I regard the UK’s measure of it almost laughable.
For instance it was Thatcher’s problem to solve in the 80s and her use of interest rates caused long recessions doing that. This is what they are trying to avoid. So inflation can be there, and be quite a bit (relatively), but the political idea is to hide it.
Thatcher blamed the unions attempting to get raises to match inflation, as if it was utterly selfish to not take a 10% pay cut every year, but the fundamental problem was oil prices in the mid 70s tripling. The perception fedback into the loop though, so knowing your wages were dropping 10% this year was bad, but if you don’t know, inflation can be perhaps controlled or ignored.
This is why typically in the UK incomes were static since around 2009, but there was 5% inflation a year, combined with low interest rates, it meant that UK earners lost around 40% of their wealth from about 2009 to about 2016.
However, when it was at 5% a lot of things went waaaay up in price. Food you bought every week. Chicken Breasts tripled in price. Most items shrank in size and went up price. It suits the world now to write this off as “it’ll stop you getting fat”, however, it was clear for a number of years inflation was hitting at a much higher rate on things you spend on regularly.
Oh, and I know in the UK (and I think everywhere) that asset prices are not included in inflation. Otherwise we’d have been at 5-10% inflation some years on that alone in the UK. But it’s a blind spot long removed (was it ever in there?)
How is the statistic of lower inflation done? Enter the falling electronic saviour good. From around 1990 when it was pc’s through laptops to satnavs to flatscreen televisions, there have been things which half in price regularly as the electronic good matures. We’re all familiar with these. A widescreen telly went from 5 grand to 400 pounds in the space of 4-5 years. This was repeated with the flatscreen version. Monitors. Smartphones are one of the things which hasn’t had the big falls in prices. This ends up with things like say, the current high drop item, ssd hard drives weirdly in your inflation basket (I can’t check this, I did go looking for lists but they’re not readily available, but I suspect it is true, GPS was on there a few years back when they were dropping like a stone, and I’ve bought one in my life). You’d think they’d run out of these eventually, but it seems not yet.

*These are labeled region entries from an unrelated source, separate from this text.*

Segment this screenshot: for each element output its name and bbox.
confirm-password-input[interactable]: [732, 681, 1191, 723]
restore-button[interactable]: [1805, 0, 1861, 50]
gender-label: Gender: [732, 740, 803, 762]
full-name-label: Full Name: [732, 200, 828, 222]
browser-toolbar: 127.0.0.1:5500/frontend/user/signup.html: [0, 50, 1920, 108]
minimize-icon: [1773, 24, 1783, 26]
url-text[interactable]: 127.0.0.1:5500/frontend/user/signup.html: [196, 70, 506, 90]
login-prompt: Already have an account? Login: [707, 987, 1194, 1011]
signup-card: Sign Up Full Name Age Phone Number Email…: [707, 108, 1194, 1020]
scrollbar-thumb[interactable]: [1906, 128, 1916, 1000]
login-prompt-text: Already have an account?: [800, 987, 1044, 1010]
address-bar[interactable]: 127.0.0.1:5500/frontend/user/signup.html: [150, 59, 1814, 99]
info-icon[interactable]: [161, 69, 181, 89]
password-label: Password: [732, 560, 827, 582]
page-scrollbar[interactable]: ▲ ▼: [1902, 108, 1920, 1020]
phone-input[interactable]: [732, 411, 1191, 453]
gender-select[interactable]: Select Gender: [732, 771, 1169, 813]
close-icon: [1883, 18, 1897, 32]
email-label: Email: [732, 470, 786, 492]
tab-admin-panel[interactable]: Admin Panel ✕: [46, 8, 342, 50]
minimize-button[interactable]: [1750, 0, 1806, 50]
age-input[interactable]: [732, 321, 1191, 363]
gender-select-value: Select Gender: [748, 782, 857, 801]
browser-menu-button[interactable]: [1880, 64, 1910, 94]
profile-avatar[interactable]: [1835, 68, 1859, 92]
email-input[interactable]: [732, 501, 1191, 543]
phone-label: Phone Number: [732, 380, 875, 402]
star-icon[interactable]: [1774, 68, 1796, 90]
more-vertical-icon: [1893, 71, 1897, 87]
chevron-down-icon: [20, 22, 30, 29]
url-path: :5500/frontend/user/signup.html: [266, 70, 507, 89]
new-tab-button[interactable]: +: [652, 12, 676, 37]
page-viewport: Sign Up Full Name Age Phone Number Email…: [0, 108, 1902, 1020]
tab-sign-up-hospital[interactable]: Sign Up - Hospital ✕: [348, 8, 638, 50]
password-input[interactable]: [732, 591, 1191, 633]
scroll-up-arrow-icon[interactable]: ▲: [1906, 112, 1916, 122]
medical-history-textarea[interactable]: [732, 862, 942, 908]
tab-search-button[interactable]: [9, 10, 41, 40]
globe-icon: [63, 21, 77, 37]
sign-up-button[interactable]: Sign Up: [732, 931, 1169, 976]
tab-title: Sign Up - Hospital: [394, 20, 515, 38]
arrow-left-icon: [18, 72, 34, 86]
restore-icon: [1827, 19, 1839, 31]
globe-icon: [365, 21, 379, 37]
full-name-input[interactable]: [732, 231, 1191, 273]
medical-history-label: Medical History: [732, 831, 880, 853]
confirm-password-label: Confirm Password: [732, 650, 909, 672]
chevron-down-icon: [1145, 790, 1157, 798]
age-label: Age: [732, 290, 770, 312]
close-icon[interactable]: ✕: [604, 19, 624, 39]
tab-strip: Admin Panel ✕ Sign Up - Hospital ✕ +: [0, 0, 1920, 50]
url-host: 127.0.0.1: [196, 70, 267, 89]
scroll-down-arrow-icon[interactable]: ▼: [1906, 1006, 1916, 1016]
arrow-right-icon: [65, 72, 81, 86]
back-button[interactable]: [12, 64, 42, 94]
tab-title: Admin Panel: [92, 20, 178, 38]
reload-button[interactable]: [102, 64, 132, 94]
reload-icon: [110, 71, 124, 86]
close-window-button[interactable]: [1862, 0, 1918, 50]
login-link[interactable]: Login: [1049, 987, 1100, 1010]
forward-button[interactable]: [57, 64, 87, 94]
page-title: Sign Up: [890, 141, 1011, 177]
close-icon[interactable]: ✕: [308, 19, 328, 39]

So in summary. As they are calculated at the moment, I don’t think it represents real inflation due to loading of the baskets to minimise it. Because the strategy since 2009 has been to load up on countries with debt then deflate the currency to reduce the debt burden. It seems to work for the governments. Inflation is perceived to be under control, while normal people get poorer. But as is anything, it is until it isn’t. Then the faults of the measurement process will become clear.